By Joseph Driver, Department of Neurosurgery, Brigham and Women’s Hospital, Boston, USA
Aislyn C. DiRisio, Department of Neurosurgery, Brigham and Women’s Hospital, Boston, USA
Heidi Mitchell, Massachusetts General Hospital Institute of Health Professions, Boston, USA
Zachary D. Threlkeld, Department of Neurology, Massachusetts General Hospital and Brigham and Women’s Hospital, Harvard Medical Schoolm Boston, USA
William B. Gormley, Department of Neurosurgery, Brigham and Women’s Hospital, Boston, USA
Neurocritical Care, February 2019, Volume 30, Issue 1, pp 16–21
Seizures due to subdural hematoma (SDH) are a common finding, typically diagnosed using electroencephalography (EEG). At times, aggressive management of seizures is necessary to improve neurologic recovery and outcomes. Here, we present three patients who had undergone emergent SDH evacuation and showed postoperative focal deficits without accompanying electrographic epileptiform activity.
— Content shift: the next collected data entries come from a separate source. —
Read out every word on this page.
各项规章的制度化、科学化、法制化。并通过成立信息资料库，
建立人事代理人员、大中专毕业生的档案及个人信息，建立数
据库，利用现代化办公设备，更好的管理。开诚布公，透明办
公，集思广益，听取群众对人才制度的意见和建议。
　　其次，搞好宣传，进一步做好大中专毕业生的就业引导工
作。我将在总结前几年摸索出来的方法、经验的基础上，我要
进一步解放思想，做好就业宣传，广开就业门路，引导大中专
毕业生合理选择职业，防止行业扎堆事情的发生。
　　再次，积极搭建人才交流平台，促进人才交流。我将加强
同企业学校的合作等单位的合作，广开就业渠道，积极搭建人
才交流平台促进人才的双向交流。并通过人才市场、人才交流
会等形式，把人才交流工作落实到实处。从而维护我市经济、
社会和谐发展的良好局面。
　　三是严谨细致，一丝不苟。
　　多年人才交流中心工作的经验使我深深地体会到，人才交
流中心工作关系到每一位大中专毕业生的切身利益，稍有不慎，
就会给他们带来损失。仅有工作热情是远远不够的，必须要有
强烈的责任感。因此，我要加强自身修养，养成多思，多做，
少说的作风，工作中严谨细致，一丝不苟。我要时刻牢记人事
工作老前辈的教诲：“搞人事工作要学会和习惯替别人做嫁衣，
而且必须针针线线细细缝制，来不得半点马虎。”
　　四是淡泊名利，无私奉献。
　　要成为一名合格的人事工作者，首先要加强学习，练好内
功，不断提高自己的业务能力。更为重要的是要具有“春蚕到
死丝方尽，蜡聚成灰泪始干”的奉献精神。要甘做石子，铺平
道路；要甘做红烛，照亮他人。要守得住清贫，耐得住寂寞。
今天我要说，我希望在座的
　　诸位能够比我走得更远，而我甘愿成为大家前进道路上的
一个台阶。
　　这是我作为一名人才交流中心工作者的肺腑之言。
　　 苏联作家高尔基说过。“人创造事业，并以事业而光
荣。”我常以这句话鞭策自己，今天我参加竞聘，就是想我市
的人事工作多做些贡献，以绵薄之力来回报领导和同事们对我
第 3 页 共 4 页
After infarction and recurrent hemorrhage were ruled out, seizures were suspected despite a negative EEG. Patients were treated aggressively with AEDs and eventually showed clinical improvement. Long-term monitoring with EEG revealed electrographic seizures in a delayed fashion. EEG recordings are an important tool for seizure detection, but should be used as an adjunct to, rather than a replacement for, the clinical examination in the acute setting. At times, aggressive treatment of suspected postoperative seizures is warranted despite lack of corresponding electrographic activity and can improve clinical outcomes.